No segundo exemplo pode-se notar que a divisão entre o cabeçalho e o corpo é feita com uma linha em branco, esta linha que define o fim do cabeçalho. Em ambos os casos a primeira linha indica o método da requisição (GET e POST), endereço do recurso (/home.html e /login), terminando com a versão do protocolo (HTTP/1.1). Nas demais linhas do cabeçalho existem algumas informações extras no formato de chave-valor, separado por dois pontos (:).

Para o desenvolvimento de uma aplicação não é necessário entender toda uma requisição profundamente, porém as ideias de método, endereço do recurso, cabeçalho e corpo são importantes.

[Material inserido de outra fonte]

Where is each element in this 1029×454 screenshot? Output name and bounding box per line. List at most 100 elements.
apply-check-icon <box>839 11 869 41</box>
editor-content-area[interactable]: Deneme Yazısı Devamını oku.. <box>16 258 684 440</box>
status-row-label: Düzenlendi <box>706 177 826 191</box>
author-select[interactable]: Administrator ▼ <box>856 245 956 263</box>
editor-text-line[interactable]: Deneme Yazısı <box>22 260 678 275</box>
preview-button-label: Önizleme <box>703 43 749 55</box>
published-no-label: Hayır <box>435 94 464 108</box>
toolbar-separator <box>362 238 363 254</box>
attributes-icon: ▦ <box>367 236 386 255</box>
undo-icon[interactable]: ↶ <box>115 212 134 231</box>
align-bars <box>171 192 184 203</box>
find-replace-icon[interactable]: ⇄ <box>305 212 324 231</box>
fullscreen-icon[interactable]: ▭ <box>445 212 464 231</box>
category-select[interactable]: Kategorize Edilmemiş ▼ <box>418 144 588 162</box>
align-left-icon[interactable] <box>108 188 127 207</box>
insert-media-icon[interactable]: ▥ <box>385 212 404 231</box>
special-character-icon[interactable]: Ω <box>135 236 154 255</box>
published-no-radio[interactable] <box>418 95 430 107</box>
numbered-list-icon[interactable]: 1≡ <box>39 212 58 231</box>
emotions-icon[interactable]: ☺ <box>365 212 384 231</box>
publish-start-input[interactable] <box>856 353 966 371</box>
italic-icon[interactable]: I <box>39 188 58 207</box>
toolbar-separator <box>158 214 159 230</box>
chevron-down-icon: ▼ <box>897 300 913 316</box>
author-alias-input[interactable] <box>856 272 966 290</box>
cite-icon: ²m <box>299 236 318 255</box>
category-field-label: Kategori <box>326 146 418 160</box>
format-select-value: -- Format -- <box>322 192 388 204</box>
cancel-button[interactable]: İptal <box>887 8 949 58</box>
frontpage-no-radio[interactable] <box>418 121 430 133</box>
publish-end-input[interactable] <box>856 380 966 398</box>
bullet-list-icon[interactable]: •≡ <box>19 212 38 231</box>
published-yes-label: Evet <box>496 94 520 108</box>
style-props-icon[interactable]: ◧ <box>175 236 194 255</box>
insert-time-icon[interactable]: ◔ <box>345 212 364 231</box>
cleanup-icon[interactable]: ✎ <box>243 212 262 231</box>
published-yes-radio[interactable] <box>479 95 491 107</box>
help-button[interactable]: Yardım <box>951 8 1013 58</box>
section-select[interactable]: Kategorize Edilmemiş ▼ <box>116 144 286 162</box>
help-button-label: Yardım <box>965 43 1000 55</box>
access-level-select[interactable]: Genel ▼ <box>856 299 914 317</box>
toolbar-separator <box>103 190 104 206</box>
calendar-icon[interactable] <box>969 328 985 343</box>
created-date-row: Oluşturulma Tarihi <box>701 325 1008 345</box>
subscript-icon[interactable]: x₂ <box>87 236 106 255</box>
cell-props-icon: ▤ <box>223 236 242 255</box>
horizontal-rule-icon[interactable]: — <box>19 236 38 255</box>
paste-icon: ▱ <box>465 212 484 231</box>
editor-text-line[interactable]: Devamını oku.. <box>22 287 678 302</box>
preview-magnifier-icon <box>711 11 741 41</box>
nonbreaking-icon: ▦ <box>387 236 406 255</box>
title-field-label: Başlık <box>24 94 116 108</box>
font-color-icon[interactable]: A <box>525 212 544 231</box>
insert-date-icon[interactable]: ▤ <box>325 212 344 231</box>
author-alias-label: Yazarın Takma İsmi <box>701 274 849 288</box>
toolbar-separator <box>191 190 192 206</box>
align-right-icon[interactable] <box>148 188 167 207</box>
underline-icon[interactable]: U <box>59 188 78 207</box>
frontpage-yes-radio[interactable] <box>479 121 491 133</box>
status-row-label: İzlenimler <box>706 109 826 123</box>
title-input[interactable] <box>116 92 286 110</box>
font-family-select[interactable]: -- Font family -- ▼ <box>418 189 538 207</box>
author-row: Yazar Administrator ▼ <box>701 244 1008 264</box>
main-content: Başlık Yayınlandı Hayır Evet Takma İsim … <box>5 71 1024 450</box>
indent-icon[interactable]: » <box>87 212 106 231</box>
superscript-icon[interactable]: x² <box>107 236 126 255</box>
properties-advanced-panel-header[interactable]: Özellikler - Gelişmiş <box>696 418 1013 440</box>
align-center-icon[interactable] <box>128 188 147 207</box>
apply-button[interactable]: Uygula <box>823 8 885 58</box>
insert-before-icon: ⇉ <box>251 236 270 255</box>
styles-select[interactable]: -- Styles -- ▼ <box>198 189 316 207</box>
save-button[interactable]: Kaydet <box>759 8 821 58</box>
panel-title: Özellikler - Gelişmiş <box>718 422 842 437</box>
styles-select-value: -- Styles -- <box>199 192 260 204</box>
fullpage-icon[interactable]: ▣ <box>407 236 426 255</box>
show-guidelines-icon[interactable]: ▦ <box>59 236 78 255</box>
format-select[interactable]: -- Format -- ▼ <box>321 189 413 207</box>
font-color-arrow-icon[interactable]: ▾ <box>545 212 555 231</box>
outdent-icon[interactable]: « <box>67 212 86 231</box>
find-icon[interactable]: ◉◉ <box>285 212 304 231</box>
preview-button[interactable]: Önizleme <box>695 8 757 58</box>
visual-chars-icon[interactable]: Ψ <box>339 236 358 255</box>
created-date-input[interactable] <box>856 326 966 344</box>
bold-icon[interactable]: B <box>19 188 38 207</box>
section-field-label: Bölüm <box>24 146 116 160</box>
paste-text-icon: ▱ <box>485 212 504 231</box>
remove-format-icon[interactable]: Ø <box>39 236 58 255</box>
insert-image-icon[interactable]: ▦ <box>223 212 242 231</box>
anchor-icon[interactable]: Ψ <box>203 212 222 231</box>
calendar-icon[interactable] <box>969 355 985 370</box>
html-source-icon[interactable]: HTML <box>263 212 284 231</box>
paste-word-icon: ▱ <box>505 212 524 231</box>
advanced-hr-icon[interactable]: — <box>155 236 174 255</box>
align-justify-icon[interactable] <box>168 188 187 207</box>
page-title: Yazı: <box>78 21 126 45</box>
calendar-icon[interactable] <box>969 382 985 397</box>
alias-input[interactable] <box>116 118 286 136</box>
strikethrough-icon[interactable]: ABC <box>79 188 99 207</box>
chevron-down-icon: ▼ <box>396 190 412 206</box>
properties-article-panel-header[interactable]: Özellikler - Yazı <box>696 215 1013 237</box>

No método existem algumas palavras chaves, sendo as principais GET e POST. Existe uma diferença na semântica dos dois, porém a principal diferença é que uma requisição GET não possui corpo, enquanto uma requisição POST possui.

Endereço de recurso pode ser entendido como o endereço ou caminho de um arquivo, ao se configurar um servidor para servir arquivos de um diretório via HTTP, isso é completamente válido. Porém não é limitado apenas a endereços de arquivos, como explicado mais adiante.

Algumas informações interessantes no cabeçalho destas requisições são:

  • Host: indica que site foi acessado pelo cliente, bastante importante para quando existem mais de um site disponível no mesmo servidor, ou quando o acesso é feito via proxy.
  • User-Agent: uma assinatura do programa que fez a requisição, aqui pode-se ver que foi utilizado o HTTPie, porém esta informação não é confiável, uma vez que pode ser alterada facilmente.
  • Content-Type (apenas no POST): formato utilizado no corpo da requisição.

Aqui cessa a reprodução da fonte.